For many years, especially since the retirement of Justice Sandra Day O’Connor in 2006, Kennedy was the swing vote on a number of hot-button issues to come before the nine-member Court.

After the Senate rejected Robert Bork and Douglas Ginsburg withdrew his nomination, President Ronald Reagan chose Kennedy. He was generally viewed as a consensus pick and Senator Grassley (R-IA) described him as a “basic compromise of principle.”

Kennedy often disappointed conservatives on social issues such as abortion and same-sex marriage. In addition, he sided with the four more liberal justices on a number of other issues such as fair housing, death penalty and redistricting.

But before his retirement, Kennedy made sure to leave a powerful Swan Song—a trio of cases and a powerful concurring opinion making clear that the government can not show hostility towards religion or compel someone to say something they don’t want to say.

Masterpiece Cakeshop v. Colorado Civil Rights Commission (June 4, 2018)

In a 7-2 opinion, written by Justice Kennedy, the U.S. Supreme Court declared that Colorado’s Civil Rights Commission treated Masterpiece Cakeshop with “a clear and impermissible hostility toward the sincere religious beliefs that motivated his objection.

Citing precedent, the Court made it clear that “the government, if it is to respect the Constitution’s guarantee of free exercise, cannot impose regulations that are hostile to the religious beliefs of affected citizens and cannot act in a manner that passes judgment upon or presupposes the illegitimacy of religious beliefs and practices.”
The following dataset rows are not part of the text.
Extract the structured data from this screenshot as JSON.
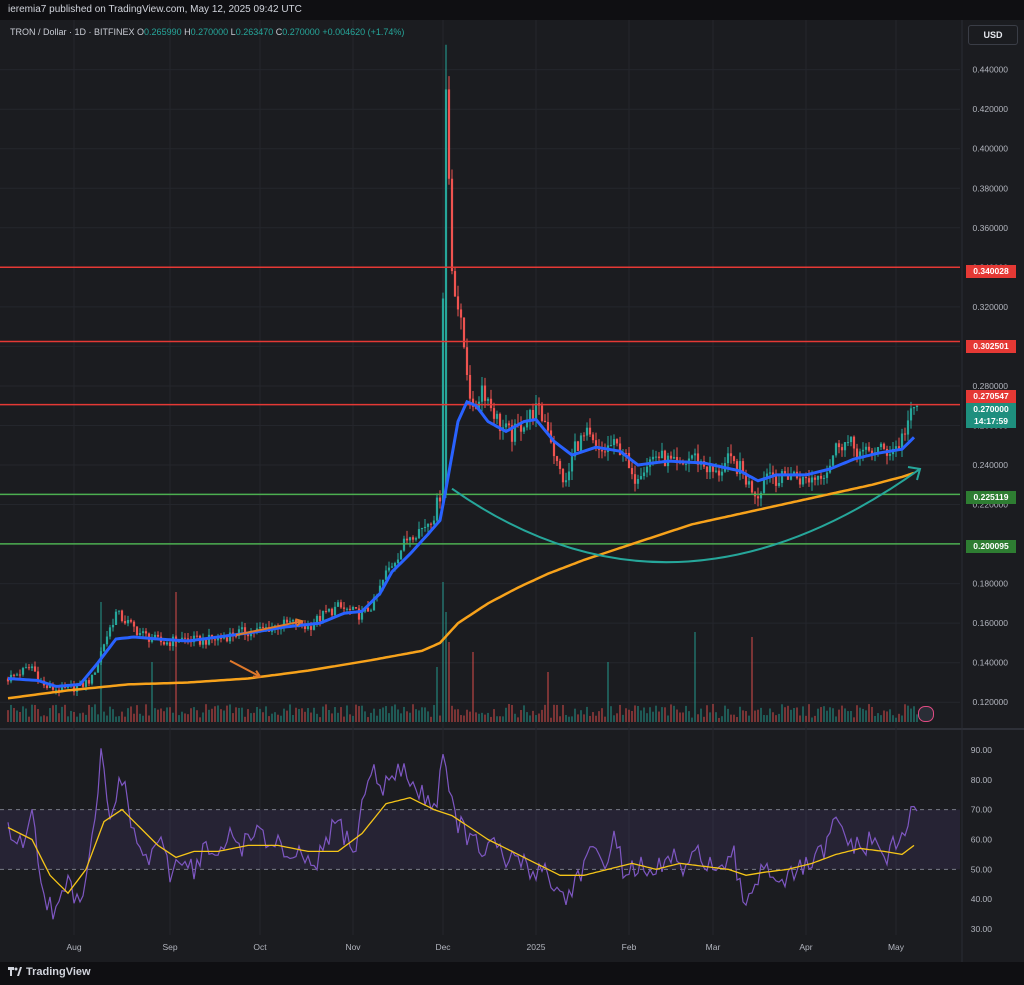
{
  "header": {
    "published": "ieremia7 published on TradingView.com, May 12, 2025 09:42 UTC"
  },
  "symbol": {
    "name": "TRON / Dollar · 1D · BITFINEX",
    "o_label": "O",
    "o": "0.265990",
    "h_label": "H",
    "h": "0.270000",
    "l_label": "L",
    "l": "0.263470",
    "c_label": "C",
    "c": "0.270000",
    "change": "+0.004620 (+1.74%)"
  },
  "currency": "USD",
  "brand": "TradingView",
  "price_labels": [
    {
      "text": "0.340028",
      "kind": "red"
    },
    {
      "text": "0.302501",
      "kind": "red"
    },
    {
      "text": "0.270547",
      "kind": "red"
    },
    {
      "text": "0.270000",
      "kind": "teal"
    },
    {
      "text": "14:17:59",
      "kind": "teal"
    },
    {
      "text": "0.225119",
      "kind": "green"
    },
    {
      "text": "0.200095",
      "kind": "green"
    }
  ],
  "colors": {
    "up": "#26a69a",
    "down": "#ef5350",
    "ema_fast": "#2962ff",
    "ema_slow": "#f7a21b",
    "resistance": "#e53935",
    "support": "#4caf50",
    "rsi": "#7e57c2",
    "rsi_ma": "#f5c518",
    "arrow": "#26a69a",
    "arrow_small": "#e0792b"
  },
  "chart_data": [
    {
      "type": "candlestick",
      "title": "TRON / Dollar · 1D · BITFINEX",
      "x_tick_labels": [
        "Aug",
        "Sep",
        "Oct",
        "Nov",
        "Dec",
        "2025",
        "Feb",
        "Mar",
        "Apr",
        "May"
      ],
      "x_ticks_day": [
        22,
        54,
        84,
        115,
        145,
        176,
        207,
        235,
        266,
        296
      ],
      "ylim": [
        0.11,
        0.455
      ],
      "y_ticks": [
        "0.440000",
        "0.420000",
        "0.400000",
        "0.380000",
        "0.360000",
        "0.340000",
        "0.320000",
        "0.300000",
        "0.280000",
        "0.260000",
        "0.240000",
        "0.220000",
        "0.200000",
        "0.180000",
        "0.160000",
        "0.140000",
        "0.120000"
      ],
      "horizontal_levels": [
        {
          "value": 0.340028,
          "color": "resistance"
        },
        {
          "value": 0.302501,
          "color": "resistance"
        },
        {
          "value": 0.270547,
          "color": "resistance"
        },
        {
          "value": 0.225119,
          "color": "support"
        },
        {
          "value": 0.200095,
          "color": "support"
        }
      ],
      "close_anchors": [
        [
          0,
          0.132
        ],
        [
          8,
          0.138
        ],
        [
          12,
          0.128
        ],
        [
          18,
          0.126
        ],
        [
          24,
          0.128
        ],
        [
          28,
          0.132
        ],
        [
          32,
          0.15
        ],
        [
          36,
          0.165
        ],
        [
          40,
          0.16
        ],
        [
          44,
          0.155
        ],
        [
          48,
          0.152
        ],
        [
          52,
          0.15
        ],
        [
          58,
          0.152
        ],
        [
          64,
          0.151
        ],
        [
          70,
          0.152
        ],
        [
          76,
          0.155
        ],
        [
          82,
          0.156
        ],
        [
          88,
          0.158
        ],
        [
          94,
          0.16
        ],
        [
          100,
          0.158
        ],
        [
          106,
          0.165
        ],
        [
          110,
          0.168
        ],
        [
          114,
          0.166
        ],
        [
          118,
          0.164
        ],
        [
          122,
          0.17
        ],
        [
          126,
          0.185
        ],
        [
          130,
          0.195
        ],
        [
          134,
          0.205
        ],
        [
          138,
          0.208
        ],
        [
          142,
          0.215
        ],
        [
          144,
          0.225
        ],
        [
          146,
          0.43
        ],
        [
          148,
          0.34
        ],
        [
          150,
          0.32
        ],
        [
          152,
          0.3
        ],
        [
          155,
          0.265
        ],
        [
          158,
          0.28
        ],
        [
          161,
          0.27
        ],
        [
          164,
          0.26
        ],
        [
          168,
          0.255
        ],
        [
          172,
          0.262
        ],
        [
          176,
          0.268
        ],
        [
          180,
          0.26
        ],
        [
          183,
          0.24
        ],
        [
          186,
          0.23
        ],
        [
          189,
          0.25
        ],
        [
          193,
          0.255
        ],
        [
          197,
          0.245
        ],
        [
          201,
          0.25
        ],
        [
          205,
          0.248
        ],
        [
          208,
          0.232
        ],
        [
          212,
          0.24
        ],
        [
          216,
          0.245
        ],
        [
          220,
          0.242
        ],
        [
          224,
          0.238
        ],
        [
          228,
          0.245
        ],
        [
          232,
          0.24
        ],
        [
          236,
          0.235
        ],
        [
          240,
          0.242
        ],
        [
          244,
          0.238
        ],
        [
          247,
          0.23
        ],
        [
          250,
          0.225
        ],
        [
          253,
          0.238
        ],
        [
          257,
          0.232
        ],
        [
          261,
          0.236
        ],
        [
          265,
          0.232
        ],
        [
          269,
          0.234
        ],
        [
          273,
          0.238
        ],
        [
          277,
          0.252
        ],
        [
          281,
          0.25
        ],
        [
          285,
          0.245
        ],
        [
          289,
          0.248
        ],
        [
          293,
          0.247
        ],
        [
          297,
          0.25
        ],
        [
          300,
          0.262
        ],
        [
          303,
          0.27
        ]
      ],
      "ema_fast": [
        [
          0,
          0.132
        ],
        [
          10,
          0.131
        ],
        [
          16,
          0.128
        ],
        [
          24,
          0.129
        ],
        [
          30,
          0.14
        ],
        [
          36,
          0.152
        ],
        [
          42,
          0.153
        ],
        [
          50,
          0.152
        ],
        [
          60,
          0.151
        ],
        [
          70,
          0.153
        ],
        [
          80,
          0.155
        ],
        [
          92,
          0.158
        ],
        [
          104,
          0.16
        ],
        [
          112,
          0.165
        ],
        [
          118,
          0.166
        ],
        [
          124,
          0.175
        ],
        [
          128,
          0.186
        ],
        [
          134,
          0.195
        ],
        [
          140,
          0.205
        ],
        [
          144,
          0.212
        ],
        [
          146,
          0.228
        ],
        [
          150,
          0.262
        ],
        [
          153,
          0.272
        ],
        [
          156,
          0.27
        ],
        [
          160,
          0.262
        ],
        [
          166,
          0.257
        ],
        [
          172,
          0.262
        ],
        [
          176,
          0.263
        ],
        [
          182,
          0.252
        ],
        [
          188,
          0.245
        ],
        [
          196,
          0.249
        ],
        [
          204,
          0.247
        ],
        [
          210,
          0.24
        ],
        [
          220,
          0.242
        ],
        [
          232,
          0.241
        ],
        [
          244,
          0.237
        ],
        [
          250,
          0.232
        ],
        [
          256,
          0.235
        ],
        [
          266,
          0.235
        ],
        [
          274,
          0.238
        ],
        [
          282,
          0.243
        ],
        [
          290,
          0.246
        ],
        [
          298,
          0.248
        ],
        [
          302,
          0.254
        ]
      ],
      "ema_slow": [
        [
          0,
          0.122
        ],
        [
          20,
          0.126
        ],
        [
          40,
          0.129
        ],
        [
          60,
          0.13
        ],
        [
          80,
          0.132
        ],
        [
          100,
          0.136
        ],
        [
          120,
          0.141
        ],
        [
          138,
          0.146
        ],
        [
          144,
          0.15
        ],
        [
          150,
          0.16
        ],
        [
          160,
          0.17
        ],
        [
          170,
          0.178
        ],
        [
          180,
          0.185
        ],
        [
          192,
          0.192
        ],
        [
          204,
          0.198
        ],
        [
          216,
          0.204
        ],
        [
          228,
          0.21
        ],
        [
          240,
          0.214
        ],
        [
          252,
          0.218
        ],
        [
          264,
          0.222
        ],
        [
          276,
          0.226
        ],
        [
          288,
          0.23
        ],
        [
          298,
          0.234
        ],
        [
          302,
          0.236
        ]
      ],
      "annotations": [
        {
          "type": "arc-arrow",
          "from": [
            148,
            0.228
          ],
          "mid": [
            224,
            0.191
          ],
          "to": [
            304,
            0.238
          ]
        },
        {
          "type": "arrow",
          "from": [
            76,
            0.154
          ],
          "to": [
            98,
            0.161
          ]
        },
        {
          "type": "arrow",
          "from": [
            74,
            0.141
          ],
          "to": [
            84,
            0.133
          ]
        }
      ]
    },
    {
      "type": "line",
      "title": "RSI",
      "ylim": [
        28,
        95
      ],
      "y_ticks": [
        "90.00",
        "80.00",
        "70.00",
        "60.00",
        "50.00",
        "40.00",
        "30.00"
      ],
      "overbought": 70,
      "oversold": 50,
      "rsi_anchors": [
        [
          0,
          64
        ],
        [
          4,
          58
        ],
        [
          8,
          68
        ],
        [
          12,
          42
        ],
        [
          16,
          35
        ],
        [
          20,
          45
        ],
        [
          24,
          40
        ],
        [
          28,
          60
        ],
        [
          31,
          88
        ],
        [
          34,
          70
        ],
        [
          38,
          80
        ],
        [
          42,
          62
        ],
        [
          46,
          52
        ],
        [
          50,
          60
        ],
        [
          54,
          48
        ],
        [
          58,
          55
        ],
        [
          62,
          50
        ],
        [
          66,
          58
        ],
        [
          70,
          52
        ],
        [
          74,
          62
        ],
        [
          78,
          58
        ],
        [
          82,
          64
        ],
        [
          86,
          58
        ],
        [
          90,
          60
        ],
        [
          94,
          50
        ],
        [
          98,
          56
        ],
        [
          102,
          48
        ],
        [
          106,
          60
        ],
        [
          110,
          66
        ],
        [
          112,
          62
        ],
        [
          116,
          56
        ],
        [
          118,
          72
        ],
        [
          121,
          84
        ],
        [
          124,
          78
        ],
        [
          128,
          80
        ],
        [
          132,
          84
        ],
        [
          136,
          76
        ],
        [
          140,
          74
        ],
        [
          143,
          72
        ],
        [
          145,
          92
        ],
        [
          147,
          74
        ],
        [
          150,
          66
        ],
        [
          154,
          60
        ],
        [
          158,
          56
        ],
        [
          162,
          58
        ],
        [
          166,
          52
        ],
        [
          170,
          55
        ],
        [
          174,
          48
        ],
        [
          178,
          52
        ],
        [
          182,
          44
        ],
        [
          186,
          40
        ],
        [
          190,
          48
        ],
        [
          194,
          55
        ],
        [
          198,
          52
        ],
        [
          202,
          60
        ],
        [
          206,
          48
        ],
        [
          210,
          52
        ],
        [
          214,
          46
        ],
        [
          218,
          52
        ],
        [
          222,
          54
        ],
        [
          226,
          48
        ],
        [
          230,
          56
        ],
        [
          234,
          52
        ],
        [
          238,
          48
        ],
        [
          242,
          54
        ],
        [
          245,
          38
        ],
        [
          248,
          44
        ],
        [
          252,
          52
        ],
        [
          256,
          48
        ],
        [
          260,
          46
        ],
        [
          264,
          50
        ],
        [
          268,
          52
        ],
        [
          272,
          56
        ],
        [
          276,
          66
        ],
        [
          280,
          60
        ],
        [
          284,
          56
        ],
        [
          288,
          60
        ],
        [
          292,
          54
        ],
        [
          296,
          58
        ],
        [
          299,
          62
        ],
        [
          302,
          72
        ]
      ],
      "rsi_ma": [
        [
          0,
          64
        ],
        [
          8,
          60
        ],
        [
          14,
          48
        ],
        [
          20,
          42
        ],
        [
          26,
          50
        ],
        [
          32,
          66
        ],
        [
          38,
          70
        ],
        [
          44,
          64
        ],
        [
          50,
          58
        ],
        [
          56,
          54
        ],
        [
          62,
          56
        ],
        [
          70,
          56
        ],
        [
          80,
          58
        ],
        [
          90,
          58
        ],
        [
          100,
          56
        ],
        [
          110,
          56
        ],
        [
          118,
          62
        ],
        [
          126,
          72
        ],
        [
          134,
          74
        ],
        [
          142,
          70
        ],
        [
          148,
          68
        ],
        [
          154,
          64
        ],
        [
          160,
          60
        ],
        [
          168,
          56
        ],
        [
          176,
          52
        ],
        [
          184,
          48
        ],
        [
          192,
          48
        ],
        [
          200,
          50
        ],
        [
          208,
          52
        ],
        [
          216,
          50
        ],
        [
          224,
          52
        ],
        [
          232,
          51
        ],
        [
          240,
          50
        ],
        [
          246,
          48
        ],
        [
          252,
          49
        ],
        [
          260,
          50
        ],
        [
          268,
          52
        ],
        [
          276,
          55
        ],
        [
          284,
          57
        ],
        [
          292,
          56
        ],
        [
          298,
          55
        ],
        [
          302,
          58
        ]
      ]
    }
  ]
}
NIFLA v. Becerra (June 26, 2018)

Justice Kennedy cast the deciding vote in the 5-4 decision rebuking California’s attempt to compel pro-life pregnancy centers to speak a message they did not want to communicate.

The Court acknowledged that regulating the content of speech “pose[s] the inherent risk that the Government seeks not to advance a legitimate regulatory goal, but to suppress unpopular ideas or information.” Policing the content of speech, the Court explained, can mean a failure to “preserve an uninhibited marketplace of ideas in which truth will ultimately prevail.” Also recognized was that “the people lose when the government is the one deciding which ideas should prevail.”
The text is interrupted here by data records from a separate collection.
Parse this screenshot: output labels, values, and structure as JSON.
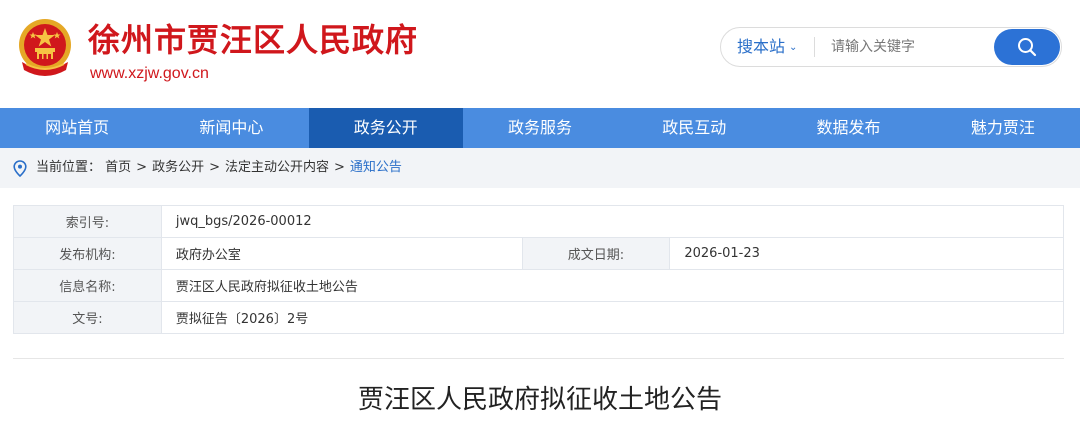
{
  "header": {
    "title": "徐州市贾汪区人民政府",
    "url": "www.xzjw.gov.cn",
    "emblem_icon": "national-emblem-icon",
    "accent_color": "#d0171c"
  },
  "search": {
    "scope": "搜本站",
    "placeholder": "请输入关键字",
    "button_icon": "search-icon",
    "button_color": "#2c72d6"
  },
  "nav": {
    "items": [
      {
        "label": "网站首页"
      },
      {
        "label": "新闻中心"
      },
      {
        "label": "政务公开",
        "active": true
      },
      {
        "label": "政务服务"
      },
      {
        "label": "政民互动"
      },
      {
        "label": "数据发布"
      },
      {
        "label": "魅力贾汪"
      }
    ],
    "bg_color": "#4a8ce0",
    "active_color": "#1a5cb0"
  },
  "breadcrumb": {
    "prefix": "当前位置：",
    "items": [
      "首页",
      "政务公开",
      "法定主动公开内容",
      "通知公告"
    ]
  },
  "info": {
    "index_label": "索引号:",
    "index_value": "jwq_bgs/2026-00012",
    "org_label": "发布机构:",
    "org_value": "政府办公室",
    "date_label": "成文日期:",
    "date_value": "2026-01-23",
    "name_label": "信息名称:",
    "name_value": "贾汪区人民政府拟征收土地公告",
    "docno_label": "文号:",
    "docno_value": "贾拟征告〔2026〕2号"
  },
  "article": {
    "title": "贾汪区人民政府拟征收土地公告"
  }
}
Janus v. AFSCME (June 27, 2018)

Casting the deciding vote again, Justice Kennedy joined the Court’s decision declaring unconstitutional an Illinois law forcing state workers to pay dues to a union, even if they are not members. The Court’s opinion explained that when speech is compelled, “individuals are coerced into betraying their convictions.” Going deeper, the Court stated that “[f]orcing free and independent individuals to endorse ideas they find objectionable is always demeaning . . . .”
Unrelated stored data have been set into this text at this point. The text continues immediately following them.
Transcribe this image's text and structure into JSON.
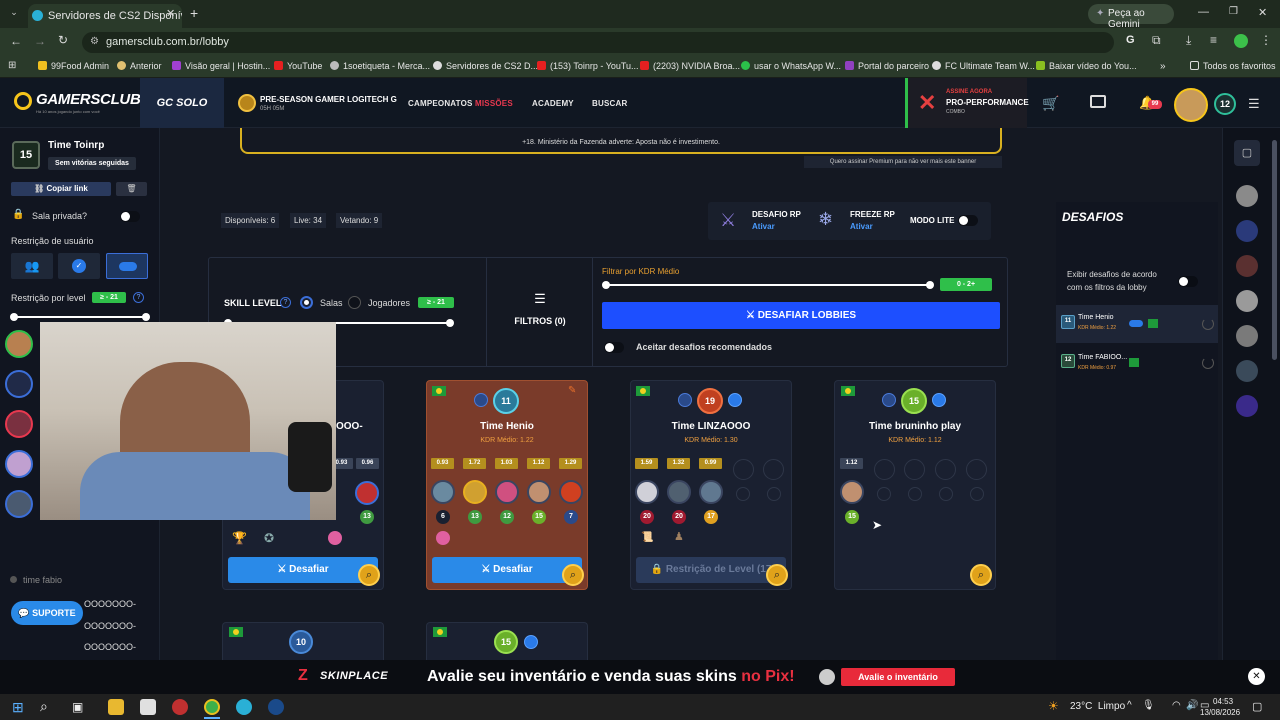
{
  "browser": {
    "tab_title": "Servidores de CS2 Disponíveis",
    "gemini": "Peça ao Gemini",
    "url": "gamersclub.com.br/lobby",
    "bookmarks": [
      "99Food Admin",
      "Anterior",
      "Visão geral | Hostin...",
      "YouTube",
      "1soetiqueta - Merca...",
      "Servidores de CS2 D...",
      "(153) Toinrp - YouTu...",
      "(2203) NVIDIA Broa...",
      "usar o WhatsApp W...",
      "Portal do parceiro",
      "FC Ultimate Team W...",
      "Baixar vídeo do You..."
    ],
    "all_favorites": "Todos os favoritos"
  },
  "header": {
    "logo": "GAMERSCLUB",
    "logo_tagline": "Há 10 anos jogando junto com você",
    "gc_solo": "GC SOLO",
    "preseason_title": "PRE-SEASON GAMER LOGITECH G",
    "preseason_time": "05H 05M",
    "nav": [
      "CAMPEONATOS",
      "MISSÕES",
      "ACADEMY",
      "BUSCAR"
    ],
    "promo_top": "ASSINE AGORA",
    "promo_main": "PRO-PERFORMANCE",
    "promo_sub": "COMBO",
    "notif_count": "99",
    "user_level": "12"
  },
  "left": {
    "team_level": "15",
    "team_name": "Time Toinrp",
    "streak": "Sem vitórias seguidas",
    "copy_link": "Copiar link",
    "private_room": "Sala privada?",
    "user_restriction": "Restrição de usuário",
    "level_restriction": "Restrição por level",
    "level_range": "≥ - 21",
    "chat_placeholder": "time fabio",
    "support": "SUPORTE",
    "chat_lines": [
      "OOOOOOO-",
      "OOOOOOO-",
      "OOOOOOO-"
    ]
  },
  "main": {
    "gambling_notice": "+18. Ministério da Fazenda adverte: Aposta não é investimento.",
    "premium_notice": "Quero assinar Premium para não ver mais este banner",
    "stats": {
      "available": "Disponíveis: 6",
      "live": "Live: 34",
      "vetoing": "Vetando: 9"
    },
    "desafio_rp": "DESAFIO RP",
    "freeze_rp": "FREEZE RP",
    "activate": "Ativar",
    "modo_lite": "MODO LITE",
    "skill_level": "SKILL LEVEL",
    "rooms": "Salas",
    "players": "Jogadores",
    "skill_range": "≥ - 21",
    "filters": "FILTROS (0)",
    "kdr_filter": "Filtrar por KDR Médio",
    "kdr_range": "0 - 2+",
    "challenge_lobbies": "DESAFIAR LOBBIES",
    "accept_recommended": "Aceitar desafios recomendados",
    "partial_name": "OOO-",
    "partial_kdr": [
      "0.93",
      "0.96"
    ],
    "partial_level": "13",
    "partial_button": "Desafiar",
    "cards": [
      {
        "level": "11",
        "name": "Time Henio",
        "kdr": "KDR Médio: 1.22",
        "player_kdrs": [
          "0.93",
          "1.72",
          "1.03",
          "1.12",
          "1.29"
        ],
        "player_levels": [
          "6",
          "13",
          "12",
          "15",
          "7"
        ],
        "button": "Desafiar"
      },
      {
        "level": "19",
        "name": "Time LINZAOOO",
        "kdr": "KDR Médio: 1.30",
        "player_kdrs": [
          "1.59",
          "1.32",
          "0.99"
        ],
        "player_levels": [
          "20",
          "20",
          "17"
        ],
        "button": "Restrição de Level (17"
      },
      {
        "level": "15",
        "name": "Time bruninho play",
        "kdr": "KDR Médio: 1.12",
        "player_kdrs": [
          "1.12"
        ],
        "player_levels": [
          "15"
        ]
      }
    ],
    "bottom_cards": [
      {
        "level": "10"
      },
      {
        "level": "15"
      }
    ]
  },
  "right": {
    "title": "DESAFIOS",
    "toggle_label": "Exibir desafios de acordo com os filtros da lobby",
    "challenges": [
      {
        "level": "11",
        "name": "Time Henio",
        "kdr": "KDR Médio: 1.22"
      },
      {
        "level": "12",
        "name": "Time FABIOO...",
        "kdr": "KDR Médio: 0.97"
      }
    ]
  },
  "banner": {
    "brand": "SKINPLACE",
    "text_pre": "Avalie seu inventário e venda suas skins",
    "text_accent": "no Pix!",
    "cta": "Avalie o inventário"
  },
  "taskbar": {
    "weather": "23°C  Limpo",
    "time": "04:53",
    "date": "13/08/2026"
  },
  "colors": {
    "accent_blue": "#1d4fff",
    "gc_yellow": "#f6c51b",
    "green": "#2fbf4a",
    "orange": "#e8521d",
    "card_highlight": "#7a3b2a"
  }
}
Concurrence in NIFLA v. Becerra (June 26, 2018)

Note: Though agreeing with the majority opinion in full, Justice Kennedy wrote a separate concurring opinion to “underscore… a matter of serious constitutional concern.” His concurrence was also joined by Chief Justice Roberts, Justice Alito, and Justice Gorsuch. Justice Thomas presumably would have joined, if not for authoring the majority opinion in the case.

“. . . This law is a paradigmatic example of the serious threat presented when government seeks to impose its own message in the place of individual speech, thought, and expression . . . This compels individuals to contradict their most deeply held beliefs, beliefs grounded in basic philosophical, ethical, or religious precepts, or all of these . . .

 . . . it is not forward thinking to force individuals to ‘be an instrument for fostering public adherence to an ideological point of view [they] fin[d] unacceptable.’ Wooley v. Maynard, 430 U. S. 705, 715 (1977). It is forward thinking to begin by reading the First Amendment as ratified in 1791; to understand the history of authoritarian government as the Founders then knew it; to confirm that history since then shows how relentless authoritarian regimes are in their attempts to stifle free speech; and to carry those lessons onward as we seek to preserve and teach the necessity of freedom of speech for the generations to come. Governments must not be allowed to force persons to express a message contrary to their deepest convictions. Freedom of speech secures freedom of thought and belief. This law imperils those liberties.”